A world that is all the more convincing thanks to the sterling work of the cast. Returning from a self imposed five year exile from the world of movies, Daniel Day Lewis is simply wonderful as William ‘Bill the Butcher’ Cutting. In a role intended for Robert De Niro, Lewis gives, for me the finest performance he has ever given. Lewis took method acting to the extreme during filming, keeping in character on set at all times, this approach has paid off as his Bill the Butcher is far and away this years premier male performance.

Bill is a brutal man, with startling racial (by today’s standards) views. But he is also a man of honour, with a strict code of conduct both in day to day life and on the battle field. One of Lewis’s finest scenes is not a battle scene, but one where he sits on a chair and tells the story of his life. It’s an incredibly touching and heart felt monologue that lets the audience in and shows a completely different side to his character. It’s thanks to Lewis’s performance that we can both despise and feel admiration for Bill.

Opposite Lewis is Leonardo DiCaprio as Amsterdam. DiCaprio is an actor that over the last few years has become a little misunderstood. Back in the mid 90’s when he was starring in films like ‘What’s Eating Gilbert Grape’, ‘Marvin’s Room’ and the stunning ‘The Basketball Diaries’ I pegged DiCaprio as one to watch. Behind his youthful good looks I saw an actor of high quality, of course then he starred in some film about a sinking boat and he became more movie star than actor. He starred in a long line of poor films (The Three Musketeers & The Beach to name two) that were no more than a payday and a way to keep his profile high.

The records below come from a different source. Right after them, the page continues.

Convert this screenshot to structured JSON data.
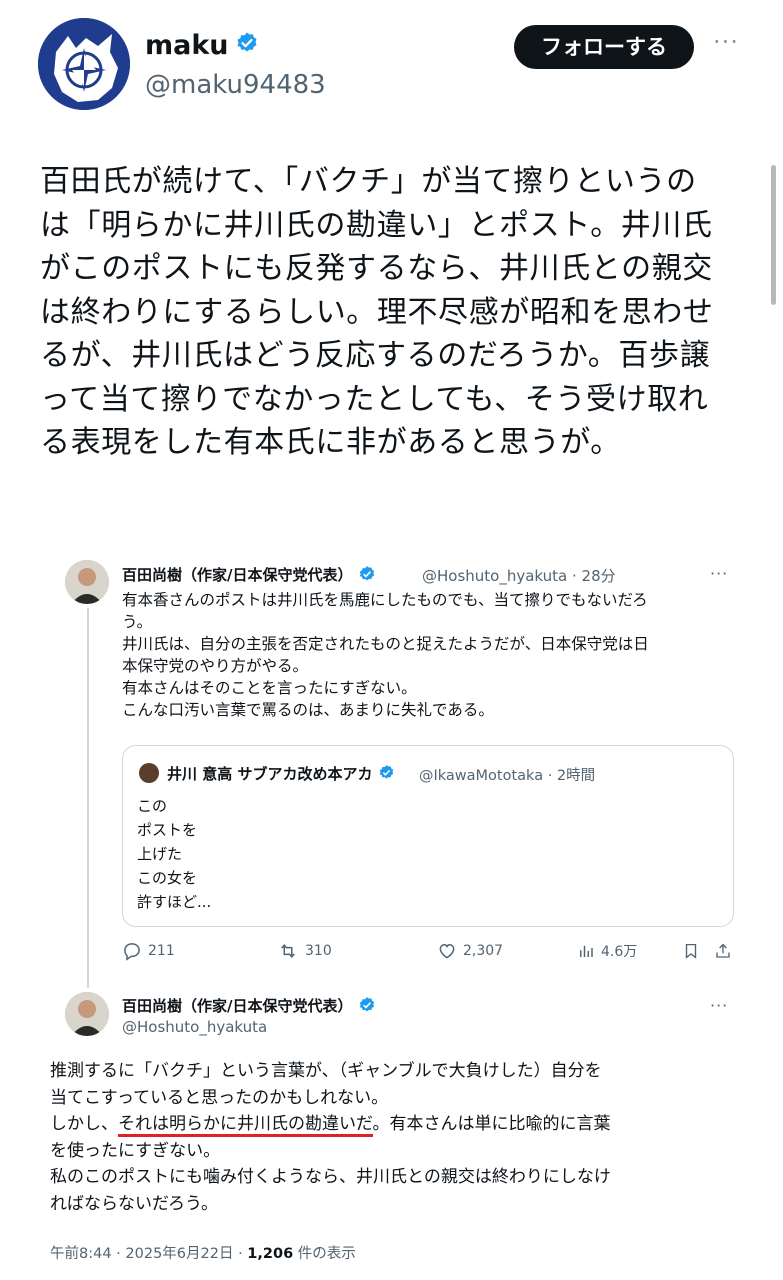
{
  "author": {
    "name": "maku",
    "handle": "@maku94483",
    "follow_label": "フォローする",
    "more_label": "···"
  },
  "tweet": {
    "lines": [
      "百田氏が続けて、「バクチ」が当て擦りというの",
      "は「明らかに井川氏の勘違い」とポスト。井川氏",
      "がこのポストにも反発するなら、井川氏との親交",
      "は終わりにするらしい。理不尽感が昭和を思わせ",
      "るが、井川氏はどう反応するのだろうか。百歩譲",
      "って当て擦りでなかったとしても、そう受け取れ",
      "る表現をした有本氏に非があると思うが。"
    ]
  },
  "embedded": {
    "post1": {
      "name": "百田尚樹（作家/日本保守党代表）",
      "meta": "@Hoshuto_hyakuta · 28分",
      "more": "···",
      "lines": [
        "有本香さんのポストは井川氏を馬鹿にしたものでも、当て擦りでもないだろ",
        "う。",
        "井川氏は、自分の主張を否定されたものと捉えたようだが、日本保守党は日",
        "本保守党のやり方がやる。",
        "有本さんはそのことを言ったにすぎない。",
        "こんな口汚い言葉で罵るのは、あまりに失礼である。"
      ],
      "quote": {
        "name": "井川 意高 サブアカ改め本アカ",
        "meta": "@IkawaMototaka · 2時間",
        "lines": [
          "この",
          "ポストを",
          "上げた",
          "この女を",
          "許すほど..."
        ]
      },
      "actions": {
        "replies": "211",
        "reposts": "310",
        "likes": "2,307",
        "views": "4.6万"
      }
    },
    "post2": {
      "name": "百田尚樹（作家/日本保守党代表）",
      "handle": "@Hoshuto_hyakuta",
      "more": "···",
      "line1": "推測するに「バクチ」という言葉が、（ギャンブルで大負けした）自分を",
      "line2": "当てこすっていると思ったのかもしれない。",
      "line3_pre": "しかし、",
      "line3_underlined": "それは明らかに井川氏の勘違いだ",
      "line3_post": "。有本さんは単に比喩的に言葉",
      "line4": "を使ったにすぎない。",
      "line5": "私のこのポストにも噛み付くようなら、井川氏との親交は終わりにしなけ",
      "line6": "ればならないだろう。",
      "footer_time": "午前8:44 · 2025年6月22日 · ",
      "footer_views": "1,206",
      "footer_suffix": " 件の表示"
    }
  },
  "colors": {
    "verified": "#1d9bf0",
    "underline": "#e0202a",
    "secondary": "#536471"
  },
  "icons": [
    "nato-star-avatar",
    "verified-badge",
    "reply-icon",
    "repost-icon",
    "like-icon",
    "views-icon",
    "bookmark-icon",
    "share-icon"
  ]
}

It’s nice to see then that in Gangs of New York DiCaprio goes back to the kind of work that I know he’s capable off. Amsterdam is a nice gritty character than weasels his way into Bill’s gang and is constantly plotting his death. DiCaprio plays the role understated, but you always get the feeling that he could snap at any time and on several occasions he does. It’s a good performance from DiCaprio that is slightly overshadowed by Daniel Day Lewis’s masterwork, but that is no fault of his own.

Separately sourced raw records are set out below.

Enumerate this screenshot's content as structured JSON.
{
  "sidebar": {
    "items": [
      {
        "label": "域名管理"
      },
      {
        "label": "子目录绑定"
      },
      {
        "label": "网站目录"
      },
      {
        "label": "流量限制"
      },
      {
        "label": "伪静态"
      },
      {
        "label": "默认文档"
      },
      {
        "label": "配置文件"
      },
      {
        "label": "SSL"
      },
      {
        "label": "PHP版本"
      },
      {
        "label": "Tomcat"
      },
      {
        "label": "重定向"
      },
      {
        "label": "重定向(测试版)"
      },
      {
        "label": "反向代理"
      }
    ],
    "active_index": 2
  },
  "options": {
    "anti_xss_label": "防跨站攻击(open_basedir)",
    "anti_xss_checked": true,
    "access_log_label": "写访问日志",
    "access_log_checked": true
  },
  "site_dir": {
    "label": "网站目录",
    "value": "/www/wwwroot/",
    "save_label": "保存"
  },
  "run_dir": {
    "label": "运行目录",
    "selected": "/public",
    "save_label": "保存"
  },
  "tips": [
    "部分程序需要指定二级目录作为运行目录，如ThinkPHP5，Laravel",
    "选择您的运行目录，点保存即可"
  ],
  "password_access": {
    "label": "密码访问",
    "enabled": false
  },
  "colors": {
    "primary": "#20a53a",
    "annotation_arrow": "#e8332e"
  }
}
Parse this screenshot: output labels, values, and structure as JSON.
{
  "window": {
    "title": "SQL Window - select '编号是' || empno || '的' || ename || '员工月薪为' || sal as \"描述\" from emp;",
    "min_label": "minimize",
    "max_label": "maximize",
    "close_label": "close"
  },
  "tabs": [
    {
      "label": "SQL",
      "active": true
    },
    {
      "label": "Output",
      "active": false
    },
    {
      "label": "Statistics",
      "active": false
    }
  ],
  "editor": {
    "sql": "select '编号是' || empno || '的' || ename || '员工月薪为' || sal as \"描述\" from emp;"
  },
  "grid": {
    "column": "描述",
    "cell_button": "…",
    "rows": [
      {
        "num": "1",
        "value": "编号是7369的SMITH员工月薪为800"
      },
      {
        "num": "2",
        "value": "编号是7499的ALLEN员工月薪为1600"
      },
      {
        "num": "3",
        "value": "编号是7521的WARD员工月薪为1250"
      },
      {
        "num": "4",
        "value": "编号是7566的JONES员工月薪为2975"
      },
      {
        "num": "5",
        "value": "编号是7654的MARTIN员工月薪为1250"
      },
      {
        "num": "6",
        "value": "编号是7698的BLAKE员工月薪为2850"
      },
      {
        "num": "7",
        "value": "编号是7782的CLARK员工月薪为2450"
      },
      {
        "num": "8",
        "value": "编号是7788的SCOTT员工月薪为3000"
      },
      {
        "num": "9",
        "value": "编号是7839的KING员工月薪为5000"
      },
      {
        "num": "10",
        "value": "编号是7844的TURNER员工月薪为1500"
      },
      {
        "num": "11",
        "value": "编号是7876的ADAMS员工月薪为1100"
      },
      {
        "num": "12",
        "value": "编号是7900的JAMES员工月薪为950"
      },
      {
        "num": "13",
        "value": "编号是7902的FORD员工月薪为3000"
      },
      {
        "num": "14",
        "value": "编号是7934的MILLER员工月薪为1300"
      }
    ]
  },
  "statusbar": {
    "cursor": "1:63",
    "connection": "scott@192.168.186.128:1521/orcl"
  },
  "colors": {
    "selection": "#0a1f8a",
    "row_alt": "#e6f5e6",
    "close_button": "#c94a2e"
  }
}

The main female lead and romantic interest is played by Cameron Diaz whom performs well. Diaz truly is a versatile actress whom can easily flit from no-brainer, popcorn fodder like Charlie’s Angels to epic, worthy material such as this film. Her character is a bit of a cardboard cut out (the young orphan learned to fend for herself and grew into a strong adult), but Diaz fills the role well and also brings a little glamour to the film.

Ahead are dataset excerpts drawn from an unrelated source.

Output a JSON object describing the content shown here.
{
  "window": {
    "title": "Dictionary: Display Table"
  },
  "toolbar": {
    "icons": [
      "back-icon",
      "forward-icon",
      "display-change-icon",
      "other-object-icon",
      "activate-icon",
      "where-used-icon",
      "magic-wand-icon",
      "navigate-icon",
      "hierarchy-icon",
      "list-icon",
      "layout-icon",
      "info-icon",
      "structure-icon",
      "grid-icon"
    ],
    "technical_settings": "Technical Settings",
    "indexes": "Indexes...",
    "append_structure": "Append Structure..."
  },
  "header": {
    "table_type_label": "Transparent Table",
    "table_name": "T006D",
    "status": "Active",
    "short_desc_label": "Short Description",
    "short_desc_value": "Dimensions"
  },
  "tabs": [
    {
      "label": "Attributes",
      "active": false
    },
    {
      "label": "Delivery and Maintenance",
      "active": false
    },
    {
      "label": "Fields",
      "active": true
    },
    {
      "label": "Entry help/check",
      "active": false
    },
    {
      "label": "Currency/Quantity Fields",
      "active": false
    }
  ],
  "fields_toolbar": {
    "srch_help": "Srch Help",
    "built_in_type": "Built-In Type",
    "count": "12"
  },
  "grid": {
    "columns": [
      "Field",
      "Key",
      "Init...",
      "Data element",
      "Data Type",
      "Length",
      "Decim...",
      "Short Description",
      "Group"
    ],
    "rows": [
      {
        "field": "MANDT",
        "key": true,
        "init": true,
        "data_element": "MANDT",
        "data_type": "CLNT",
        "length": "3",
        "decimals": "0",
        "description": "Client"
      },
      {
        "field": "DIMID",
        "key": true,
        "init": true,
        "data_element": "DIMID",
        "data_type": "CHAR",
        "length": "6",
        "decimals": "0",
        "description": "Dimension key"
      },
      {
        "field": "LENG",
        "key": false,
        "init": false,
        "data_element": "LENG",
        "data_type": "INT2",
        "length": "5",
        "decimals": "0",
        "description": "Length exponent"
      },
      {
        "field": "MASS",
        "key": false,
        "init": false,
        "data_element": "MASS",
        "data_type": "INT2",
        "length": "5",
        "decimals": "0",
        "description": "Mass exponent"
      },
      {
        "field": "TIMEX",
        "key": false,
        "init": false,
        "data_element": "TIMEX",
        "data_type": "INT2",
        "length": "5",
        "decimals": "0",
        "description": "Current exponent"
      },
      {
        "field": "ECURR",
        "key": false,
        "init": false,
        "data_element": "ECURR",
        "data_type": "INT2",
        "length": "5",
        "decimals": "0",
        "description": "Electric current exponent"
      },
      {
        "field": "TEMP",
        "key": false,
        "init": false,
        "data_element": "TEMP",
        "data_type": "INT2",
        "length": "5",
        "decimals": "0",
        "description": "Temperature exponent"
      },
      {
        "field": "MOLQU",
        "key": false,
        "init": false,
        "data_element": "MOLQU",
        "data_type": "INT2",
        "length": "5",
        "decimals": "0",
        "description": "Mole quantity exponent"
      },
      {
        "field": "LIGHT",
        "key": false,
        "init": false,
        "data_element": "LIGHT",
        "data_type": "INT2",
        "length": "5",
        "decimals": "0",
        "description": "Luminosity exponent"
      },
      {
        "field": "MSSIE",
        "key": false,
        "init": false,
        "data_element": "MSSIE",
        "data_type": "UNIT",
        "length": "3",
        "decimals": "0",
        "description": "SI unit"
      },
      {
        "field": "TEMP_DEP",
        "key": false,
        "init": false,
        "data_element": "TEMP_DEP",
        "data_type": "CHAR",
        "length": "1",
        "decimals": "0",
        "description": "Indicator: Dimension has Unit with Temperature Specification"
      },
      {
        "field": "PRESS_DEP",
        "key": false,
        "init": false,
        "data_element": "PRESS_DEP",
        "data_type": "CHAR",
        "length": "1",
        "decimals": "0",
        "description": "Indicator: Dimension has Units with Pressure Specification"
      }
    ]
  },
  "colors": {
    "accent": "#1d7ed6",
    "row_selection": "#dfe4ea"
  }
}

The rest of the cast is a who’s who of some of my favourite character actors. Jim Broadbent, Brendan Gleeson and the wonderful John C. Reilly do some great work in support roles. Broadbent as an unscrupulous politician, Gleeson as hired club and Reilly as en ex Dead rabbit, now corrupt policeman. If you also consider fine work from Henry Thomas and a dazzling small role from Liam Neeson, then Gangs of New York boasts one of the finest casts from any film in 2002.

Another factor in the films success is the excellent score by Howard Shore. Quite where he found time from scoring The Lord of the Rings trilogy to do this is beyond me. Not only has he done it, but he has created one of this years finest scores, second only to his own work in ‘The Two Towers’. From the infectious, drumming of the march to the first battle to the twee, folk style music that populates the rest of the film, Shore’s score makes the film come alive.

Boasting impeccable direction, production design and performance Gangs of New York is easily one of 2002’s best films. Fans of Scorsese will not be disappointed and fans of broad sweeping historical epics should also be satisfied. Gangs of New York is definitely one not to be missed.



See Gangs of New York if you enjoyed - Mean Streets, Goodfella's.